Glutathionylation of the β1 subunit of the Na+, K+-ATPase is a relatively recently reported posttranslational modification that regulates activity via intracellular oxidant signalling pathways. The determination of which partial reactions of the overall ATPase reaction cycle are modified has important ramifications regarding structure, interactions between the ATPase and its surrounding lipid membrane environment and functional aspects, especially under pathophysiological conditions. In this study we incorporate glutathionylation into a current kinetic model of the ATPase determined from the study of partial reactions in the pig kidney enzyme. We use voltage clamped cardiomyocyte and protein immunoblotting data to determine the probable sites of glutathionylation within the enzyme cycle.

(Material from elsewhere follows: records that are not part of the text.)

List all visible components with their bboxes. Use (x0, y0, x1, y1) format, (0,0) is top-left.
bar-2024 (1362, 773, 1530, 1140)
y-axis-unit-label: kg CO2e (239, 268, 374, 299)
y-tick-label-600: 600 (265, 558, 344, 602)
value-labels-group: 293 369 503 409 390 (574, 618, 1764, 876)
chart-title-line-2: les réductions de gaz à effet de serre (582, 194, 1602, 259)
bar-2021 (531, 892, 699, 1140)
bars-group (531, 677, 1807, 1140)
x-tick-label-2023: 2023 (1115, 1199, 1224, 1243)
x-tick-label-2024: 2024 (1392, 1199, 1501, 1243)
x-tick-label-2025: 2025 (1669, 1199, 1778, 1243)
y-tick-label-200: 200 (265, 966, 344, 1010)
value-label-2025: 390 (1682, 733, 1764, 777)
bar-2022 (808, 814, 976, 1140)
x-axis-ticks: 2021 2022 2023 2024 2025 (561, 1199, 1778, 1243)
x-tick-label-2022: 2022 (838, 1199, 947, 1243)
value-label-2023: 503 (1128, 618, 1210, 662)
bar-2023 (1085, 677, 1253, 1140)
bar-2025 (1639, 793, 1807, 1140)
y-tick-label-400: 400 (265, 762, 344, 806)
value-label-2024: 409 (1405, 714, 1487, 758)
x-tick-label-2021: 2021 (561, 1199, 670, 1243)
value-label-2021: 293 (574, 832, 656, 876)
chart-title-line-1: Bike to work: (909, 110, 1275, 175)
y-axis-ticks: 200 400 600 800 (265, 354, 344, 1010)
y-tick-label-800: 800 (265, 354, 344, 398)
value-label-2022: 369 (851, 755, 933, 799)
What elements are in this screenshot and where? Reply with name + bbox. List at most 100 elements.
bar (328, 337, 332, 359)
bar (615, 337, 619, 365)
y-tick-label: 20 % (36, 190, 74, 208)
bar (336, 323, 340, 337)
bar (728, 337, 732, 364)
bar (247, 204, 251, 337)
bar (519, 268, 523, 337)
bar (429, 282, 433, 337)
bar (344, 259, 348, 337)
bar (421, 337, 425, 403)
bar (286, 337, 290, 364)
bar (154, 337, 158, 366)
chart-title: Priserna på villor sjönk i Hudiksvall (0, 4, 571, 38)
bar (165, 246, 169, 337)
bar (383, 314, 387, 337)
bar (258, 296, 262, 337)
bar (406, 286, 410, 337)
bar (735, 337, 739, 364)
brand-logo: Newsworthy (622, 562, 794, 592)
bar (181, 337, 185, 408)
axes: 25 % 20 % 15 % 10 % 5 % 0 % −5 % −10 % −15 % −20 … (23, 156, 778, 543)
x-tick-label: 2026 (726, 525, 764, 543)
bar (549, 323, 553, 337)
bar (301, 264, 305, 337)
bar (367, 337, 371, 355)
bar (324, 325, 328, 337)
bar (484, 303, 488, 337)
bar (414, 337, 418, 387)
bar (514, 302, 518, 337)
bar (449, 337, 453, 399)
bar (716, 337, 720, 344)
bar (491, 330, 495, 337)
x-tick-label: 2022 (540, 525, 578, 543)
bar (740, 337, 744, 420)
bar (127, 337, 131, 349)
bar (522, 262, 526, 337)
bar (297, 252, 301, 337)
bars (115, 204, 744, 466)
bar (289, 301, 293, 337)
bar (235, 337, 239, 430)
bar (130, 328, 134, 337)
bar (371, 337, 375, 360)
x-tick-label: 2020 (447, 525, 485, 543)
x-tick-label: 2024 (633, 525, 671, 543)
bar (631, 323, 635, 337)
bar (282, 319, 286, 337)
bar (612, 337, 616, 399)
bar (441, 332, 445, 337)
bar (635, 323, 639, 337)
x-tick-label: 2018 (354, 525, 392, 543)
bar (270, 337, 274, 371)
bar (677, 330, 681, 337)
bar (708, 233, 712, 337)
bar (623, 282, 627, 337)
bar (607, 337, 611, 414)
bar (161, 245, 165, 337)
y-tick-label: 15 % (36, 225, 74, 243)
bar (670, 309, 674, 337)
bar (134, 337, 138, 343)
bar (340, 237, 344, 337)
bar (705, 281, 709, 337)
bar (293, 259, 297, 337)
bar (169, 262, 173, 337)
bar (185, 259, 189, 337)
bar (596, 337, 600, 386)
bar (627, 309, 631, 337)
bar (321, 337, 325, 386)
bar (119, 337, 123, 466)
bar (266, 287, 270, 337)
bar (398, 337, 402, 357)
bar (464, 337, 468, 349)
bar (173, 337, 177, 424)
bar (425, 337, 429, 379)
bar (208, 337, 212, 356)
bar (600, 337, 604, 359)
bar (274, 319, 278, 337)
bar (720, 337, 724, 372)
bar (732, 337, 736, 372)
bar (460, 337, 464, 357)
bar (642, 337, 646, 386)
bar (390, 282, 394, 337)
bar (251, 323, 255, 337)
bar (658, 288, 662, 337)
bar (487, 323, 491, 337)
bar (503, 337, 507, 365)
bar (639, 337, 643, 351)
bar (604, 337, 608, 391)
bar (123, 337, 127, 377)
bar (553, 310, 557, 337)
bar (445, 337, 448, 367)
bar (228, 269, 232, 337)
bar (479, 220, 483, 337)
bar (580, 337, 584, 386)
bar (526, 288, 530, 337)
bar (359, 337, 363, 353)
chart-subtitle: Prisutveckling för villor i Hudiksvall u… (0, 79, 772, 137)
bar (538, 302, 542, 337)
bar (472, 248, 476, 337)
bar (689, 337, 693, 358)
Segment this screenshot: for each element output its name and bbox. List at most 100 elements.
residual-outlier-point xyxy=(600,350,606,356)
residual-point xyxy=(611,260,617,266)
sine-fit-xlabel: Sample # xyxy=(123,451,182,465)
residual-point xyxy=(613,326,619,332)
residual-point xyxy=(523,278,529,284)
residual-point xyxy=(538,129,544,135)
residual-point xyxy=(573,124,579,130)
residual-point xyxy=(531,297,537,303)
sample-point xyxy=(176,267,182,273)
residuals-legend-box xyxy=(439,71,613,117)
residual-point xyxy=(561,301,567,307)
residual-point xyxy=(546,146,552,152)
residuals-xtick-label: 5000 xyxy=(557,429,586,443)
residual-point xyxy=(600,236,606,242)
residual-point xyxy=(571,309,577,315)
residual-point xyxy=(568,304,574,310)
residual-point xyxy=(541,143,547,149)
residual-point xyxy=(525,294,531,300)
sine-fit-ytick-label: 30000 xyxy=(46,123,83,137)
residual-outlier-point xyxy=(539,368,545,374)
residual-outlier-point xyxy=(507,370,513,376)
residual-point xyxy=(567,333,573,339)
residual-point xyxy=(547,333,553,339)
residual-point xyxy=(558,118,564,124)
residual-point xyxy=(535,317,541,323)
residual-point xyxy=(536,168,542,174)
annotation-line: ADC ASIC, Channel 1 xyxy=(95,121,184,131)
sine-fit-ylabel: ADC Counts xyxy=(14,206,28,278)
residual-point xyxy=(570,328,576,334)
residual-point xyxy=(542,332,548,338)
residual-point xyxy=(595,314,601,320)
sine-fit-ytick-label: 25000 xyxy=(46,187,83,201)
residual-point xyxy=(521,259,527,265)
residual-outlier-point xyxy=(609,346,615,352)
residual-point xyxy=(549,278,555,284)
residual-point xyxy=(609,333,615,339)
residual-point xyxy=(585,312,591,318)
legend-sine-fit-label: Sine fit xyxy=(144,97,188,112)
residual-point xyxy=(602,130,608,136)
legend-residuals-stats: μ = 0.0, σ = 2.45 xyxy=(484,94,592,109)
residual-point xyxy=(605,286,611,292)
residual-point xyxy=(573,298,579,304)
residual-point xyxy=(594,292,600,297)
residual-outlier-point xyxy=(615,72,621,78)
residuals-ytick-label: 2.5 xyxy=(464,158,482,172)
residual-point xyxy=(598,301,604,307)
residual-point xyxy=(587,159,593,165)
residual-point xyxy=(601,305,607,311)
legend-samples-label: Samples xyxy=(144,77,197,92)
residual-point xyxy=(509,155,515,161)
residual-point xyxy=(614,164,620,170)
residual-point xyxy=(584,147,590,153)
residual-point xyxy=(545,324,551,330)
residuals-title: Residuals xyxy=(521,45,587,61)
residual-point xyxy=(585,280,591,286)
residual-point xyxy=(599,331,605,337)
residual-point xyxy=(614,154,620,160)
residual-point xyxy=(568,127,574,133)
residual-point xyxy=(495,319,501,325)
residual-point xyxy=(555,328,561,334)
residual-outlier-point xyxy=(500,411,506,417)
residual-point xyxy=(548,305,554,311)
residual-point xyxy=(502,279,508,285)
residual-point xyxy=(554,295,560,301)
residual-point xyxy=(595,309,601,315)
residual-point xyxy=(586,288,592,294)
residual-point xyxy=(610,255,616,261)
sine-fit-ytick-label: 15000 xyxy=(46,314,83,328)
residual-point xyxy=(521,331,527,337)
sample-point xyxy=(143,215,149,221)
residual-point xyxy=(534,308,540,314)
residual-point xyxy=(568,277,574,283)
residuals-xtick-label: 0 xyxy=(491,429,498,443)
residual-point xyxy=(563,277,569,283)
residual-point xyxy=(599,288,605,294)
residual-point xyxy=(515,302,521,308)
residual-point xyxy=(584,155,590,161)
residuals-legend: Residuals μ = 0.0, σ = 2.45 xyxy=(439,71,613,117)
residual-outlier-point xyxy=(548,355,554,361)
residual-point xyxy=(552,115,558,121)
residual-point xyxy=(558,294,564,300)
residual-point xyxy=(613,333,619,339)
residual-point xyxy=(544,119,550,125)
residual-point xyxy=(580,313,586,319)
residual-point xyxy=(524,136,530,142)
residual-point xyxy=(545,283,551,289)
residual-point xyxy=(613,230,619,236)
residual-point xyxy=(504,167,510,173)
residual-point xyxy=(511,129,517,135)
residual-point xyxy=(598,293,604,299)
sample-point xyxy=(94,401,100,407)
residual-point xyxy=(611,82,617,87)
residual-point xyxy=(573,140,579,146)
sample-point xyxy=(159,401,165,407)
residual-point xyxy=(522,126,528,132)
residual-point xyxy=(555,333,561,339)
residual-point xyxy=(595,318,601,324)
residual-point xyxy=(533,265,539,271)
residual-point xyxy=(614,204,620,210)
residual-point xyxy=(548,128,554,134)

Using the nomenclature of the Albers-Post scheme results from K+ activated transients indicate that both E2P and the E1K states of the ATPase cycle are highly susceptible to glutathionylation. Results are corroborated by protein immunoblotting experiments on purified pig kidney enzyme. The kinetic model with glutathionylation incorporated faithfully replicates a series of K+ activated transient experiments in cardiomyocytes and experiments altering intracellular oxidant status by including superoxide dismutase in the patch pipette. The incorporation of glutathionylation into the ATPase cycle is the first ever kinetic model that has the ability to reproduce voltage clamped cardiomyocyte experimental data. This novel model offers the possibility of redefining the origin of several experimental observations such as K+ activated transients, apparent changes to intracellular Na+ affinities and the ATPase response to changes in intracellular redox balance.